One P-Day, (August 17, 2013), Alden and I found ourselves free--really free--to go enjoy a whole P-Day doing something we could choose to do. So, we chose the Open Air Museum in Arnhem. This Museum has been created to preserve the Dutch lifestyle through the centuries. There are homes and farmhouses, stores and factories from the 1600's up and including homes as late as 2000. Rather than tear them down, these homes and other buildings are disassembled and moved to this Open Air Museum. You can travel through the museum on an old tram line from the 50's. It really was a great day.
Here are the pictures of all we saw and what we did--except I didn't take any pictures of President shopping. :)
The following are pictures of a barn from 1600's and later. The barns were always attached to the house. Literally, you opened the back door of the house and you opened the front door of the barn. I have not idea how they kept the smell of the barn out of the house.

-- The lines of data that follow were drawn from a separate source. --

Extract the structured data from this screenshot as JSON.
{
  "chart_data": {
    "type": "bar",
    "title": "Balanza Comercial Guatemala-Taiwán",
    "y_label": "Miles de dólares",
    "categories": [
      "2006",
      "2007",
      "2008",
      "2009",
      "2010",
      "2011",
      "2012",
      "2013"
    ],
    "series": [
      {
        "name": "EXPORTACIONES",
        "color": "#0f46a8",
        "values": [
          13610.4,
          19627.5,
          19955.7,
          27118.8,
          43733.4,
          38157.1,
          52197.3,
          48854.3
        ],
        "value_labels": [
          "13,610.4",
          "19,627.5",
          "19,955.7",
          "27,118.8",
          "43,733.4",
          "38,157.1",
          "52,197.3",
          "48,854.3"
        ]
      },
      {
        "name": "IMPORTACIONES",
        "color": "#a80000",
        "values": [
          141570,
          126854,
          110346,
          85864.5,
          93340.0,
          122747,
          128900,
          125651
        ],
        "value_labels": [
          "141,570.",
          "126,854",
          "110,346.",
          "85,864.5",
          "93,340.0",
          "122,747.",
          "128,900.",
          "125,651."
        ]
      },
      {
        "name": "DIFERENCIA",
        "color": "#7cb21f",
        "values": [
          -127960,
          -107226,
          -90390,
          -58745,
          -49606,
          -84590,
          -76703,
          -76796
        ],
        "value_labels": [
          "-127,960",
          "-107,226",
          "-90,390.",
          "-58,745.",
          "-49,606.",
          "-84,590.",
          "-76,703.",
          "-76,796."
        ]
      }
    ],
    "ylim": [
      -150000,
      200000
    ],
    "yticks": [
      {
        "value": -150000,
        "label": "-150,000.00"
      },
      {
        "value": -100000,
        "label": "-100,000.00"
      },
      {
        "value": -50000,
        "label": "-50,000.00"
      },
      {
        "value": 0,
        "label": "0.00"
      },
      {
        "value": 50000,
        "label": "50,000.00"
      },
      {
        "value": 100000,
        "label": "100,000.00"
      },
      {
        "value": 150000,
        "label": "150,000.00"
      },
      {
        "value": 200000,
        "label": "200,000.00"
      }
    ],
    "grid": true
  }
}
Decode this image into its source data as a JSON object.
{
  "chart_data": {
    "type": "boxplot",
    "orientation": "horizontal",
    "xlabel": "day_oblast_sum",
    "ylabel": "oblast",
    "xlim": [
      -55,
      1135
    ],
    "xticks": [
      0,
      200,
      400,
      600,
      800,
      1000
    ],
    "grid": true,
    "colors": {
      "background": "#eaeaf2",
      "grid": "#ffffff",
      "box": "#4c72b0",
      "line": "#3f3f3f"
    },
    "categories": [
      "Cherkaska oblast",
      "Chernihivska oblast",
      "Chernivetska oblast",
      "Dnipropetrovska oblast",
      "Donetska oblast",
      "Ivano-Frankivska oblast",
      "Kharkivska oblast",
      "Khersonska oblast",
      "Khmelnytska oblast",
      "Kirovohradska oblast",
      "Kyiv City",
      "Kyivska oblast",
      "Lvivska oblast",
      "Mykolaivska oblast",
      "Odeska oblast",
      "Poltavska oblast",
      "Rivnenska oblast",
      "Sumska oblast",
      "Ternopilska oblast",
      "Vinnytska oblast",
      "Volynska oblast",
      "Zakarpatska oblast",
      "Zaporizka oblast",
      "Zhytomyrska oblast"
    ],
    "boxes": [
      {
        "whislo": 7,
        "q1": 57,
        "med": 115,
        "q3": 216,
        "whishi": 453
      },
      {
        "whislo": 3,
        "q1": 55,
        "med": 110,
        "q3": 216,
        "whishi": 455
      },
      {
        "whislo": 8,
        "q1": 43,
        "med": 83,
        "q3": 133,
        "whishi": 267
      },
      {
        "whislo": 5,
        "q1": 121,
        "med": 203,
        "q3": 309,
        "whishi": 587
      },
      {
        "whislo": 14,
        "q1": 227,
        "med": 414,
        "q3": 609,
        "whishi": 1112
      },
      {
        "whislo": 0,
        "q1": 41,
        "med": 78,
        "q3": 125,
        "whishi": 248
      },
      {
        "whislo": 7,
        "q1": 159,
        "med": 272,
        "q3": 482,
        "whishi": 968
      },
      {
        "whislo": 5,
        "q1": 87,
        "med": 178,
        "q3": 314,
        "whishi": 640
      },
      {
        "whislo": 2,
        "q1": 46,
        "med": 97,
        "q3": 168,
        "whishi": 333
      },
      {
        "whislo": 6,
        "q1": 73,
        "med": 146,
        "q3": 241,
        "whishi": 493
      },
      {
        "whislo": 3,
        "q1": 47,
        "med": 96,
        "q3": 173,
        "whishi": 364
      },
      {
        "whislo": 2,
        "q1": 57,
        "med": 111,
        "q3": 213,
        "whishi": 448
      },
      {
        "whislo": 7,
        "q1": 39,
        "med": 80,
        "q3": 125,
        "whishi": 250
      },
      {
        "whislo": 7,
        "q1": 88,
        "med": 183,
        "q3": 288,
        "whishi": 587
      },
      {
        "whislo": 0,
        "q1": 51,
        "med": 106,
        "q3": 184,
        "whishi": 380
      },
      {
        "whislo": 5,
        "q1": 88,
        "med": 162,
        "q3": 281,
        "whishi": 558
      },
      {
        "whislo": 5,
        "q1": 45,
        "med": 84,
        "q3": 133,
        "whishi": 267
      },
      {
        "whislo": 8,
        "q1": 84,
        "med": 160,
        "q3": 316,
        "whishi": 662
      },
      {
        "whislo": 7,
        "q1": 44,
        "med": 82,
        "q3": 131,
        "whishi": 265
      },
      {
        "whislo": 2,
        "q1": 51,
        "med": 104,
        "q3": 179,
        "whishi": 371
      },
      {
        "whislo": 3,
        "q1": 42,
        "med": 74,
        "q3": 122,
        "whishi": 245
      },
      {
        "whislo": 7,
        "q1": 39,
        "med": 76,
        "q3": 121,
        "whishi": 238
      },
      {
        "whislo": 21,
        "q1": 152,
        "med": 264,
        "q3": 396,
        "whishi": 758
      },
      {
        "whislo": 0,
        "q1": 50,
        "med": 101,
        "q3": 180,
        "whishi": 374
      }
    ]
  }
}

A pig sty inside the barn. The opening goes to the outdoor area
of the pig pen.
The front door of a farmhouse.
The mantle above the fire and cooking area.
Attached barn again.
Hand painted Delf blue tiles have been used a long time.
Even today, people put 'screens' in their windows so any passerby cannot see directly into the house.
A drawbridge over the canal.
Beautiful roof of thatch and tile.
The ever present windmill.
It is fascinating to watch and hear them working.
Narrow Dutch cobblestone street
It was peaceful and nice to spend a day like this with Alden.
The poorer people painted their wood floors, doors and mantels to look like stone.
The only other place I have seen this done is building in Utah build by the pioneers who could not afford marble, but wanted their wood to look like marble.
Even a church.
Well furnished barn.
En kaas and roomboterfabriek
A Cheese and Butter Factory
Just a fun day to see something different. I counted it as a great day with Alden.